In all these processes, the involvement of children, their enthusiasm, their unerring sense of justice and their compassionate response to people’s problems have drawn many supportive adults into the process.
CWC, in partnership with organisations around the world is engaged in building capacities of children to realise their right to participation and in enabling adults in developmental organisations, academic institutions, UN agencies, international donor agencies and governments to create an environment that recognises and enables children’s Right to Self Determination. For instance it has provided assistance to the Government of Mongolia and the Government of the Netherlands to develop their strategies to work with children. It has worked in countries such as Zambia, Sri Lanka, Nepal, Cambodia, Laos, Japan to name a few, to advocate for children’s right to participation.
The credit of this nomination goes to our primary constituency and partners – working children – and the many battles they have fought in numerous forums at home and around the world for their voices to be heard. Their struggle has always been a peaceful one and now one of patience as they continue their crusade in an environment that not only does not recognise them as workers, but has criminalised their work.

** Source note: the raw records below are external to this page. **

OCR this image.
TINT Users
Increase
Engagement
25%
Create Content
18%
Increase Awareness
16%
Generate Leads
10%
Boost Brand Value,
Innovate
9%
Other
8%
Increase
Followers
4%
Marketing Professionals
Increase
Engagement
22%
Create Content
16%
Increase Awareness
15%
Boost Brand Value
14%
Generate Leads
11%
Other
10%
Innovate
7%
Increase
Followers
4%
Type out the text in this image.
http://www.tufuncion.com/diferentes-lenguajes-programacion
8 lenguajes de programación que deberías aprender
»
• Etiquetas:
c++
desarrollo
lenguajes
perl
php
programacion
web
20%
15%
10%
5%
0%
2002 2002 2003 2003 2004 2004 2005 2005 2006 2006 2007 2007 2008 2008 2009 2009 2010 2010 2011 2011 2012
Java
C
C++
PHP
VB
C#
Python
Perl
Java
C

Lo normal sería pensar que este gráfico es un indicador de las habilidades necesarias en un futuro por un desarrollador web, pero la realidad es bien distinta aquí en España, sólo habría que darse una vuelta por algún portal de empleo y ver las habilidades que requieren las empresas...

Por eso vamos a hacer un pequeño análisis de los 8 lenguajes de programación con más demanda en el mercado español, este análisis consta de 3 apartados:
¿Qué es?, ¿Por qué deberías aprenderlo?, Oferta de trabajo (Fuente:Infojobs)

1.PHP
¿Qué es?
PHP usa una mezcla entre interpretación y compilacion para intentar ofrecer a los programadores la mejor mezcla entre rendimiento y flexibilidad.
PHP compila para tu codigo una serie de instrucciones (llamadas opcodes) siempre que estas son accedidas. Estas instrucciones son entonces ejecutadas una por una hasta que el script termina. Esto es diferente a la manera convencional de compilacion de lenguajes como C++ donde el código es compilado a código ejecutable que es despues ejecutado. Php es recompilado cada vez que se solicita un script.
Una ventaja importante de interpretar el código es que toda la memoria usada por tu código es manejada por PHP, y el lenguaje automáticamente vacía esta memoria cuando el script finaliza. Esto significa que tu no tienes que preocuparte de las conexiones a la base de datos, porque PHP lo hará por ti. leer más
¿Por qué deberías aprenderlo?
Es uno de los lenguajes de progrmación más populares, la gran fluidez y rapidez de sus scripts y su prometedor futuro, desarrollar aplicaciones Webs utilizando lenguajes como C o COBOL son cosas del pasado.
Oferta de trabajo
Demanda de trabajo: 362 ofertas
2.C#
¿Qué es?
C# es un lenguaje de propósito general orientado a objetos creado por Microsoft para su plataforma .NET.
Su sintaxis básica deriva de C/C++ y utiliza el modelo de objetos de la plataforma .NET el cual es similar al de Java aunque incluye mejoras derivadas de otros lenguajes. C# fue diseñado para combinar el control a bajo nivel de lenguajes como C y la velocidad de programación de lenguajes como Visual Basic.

The Concerned for Working Children believes in children’s democratic participation and their right to determine the course of their lives – the present and future – by transforming the past and making choices, a principle expounded by Mahatma Gandhi. This however, is barely recognised in the letter and in practice it is largely believed that using compulsion to make children ‘participate’ in services that are provided – be it health care or education – without allowing children to determine the nature and quality of these services, is a fulfilment of children’s rights. We, adults by and large, still think that we know what is best for children and that children don’t.
We, as an organisation have always celebrated small victories, but this is a huge leap for the cause. It is a recognition of Children’s’ Right to Participation, one of the most fundamental rights enabling an individual to determine the path of their existence.
We have a long way to go and so much more needs to be done.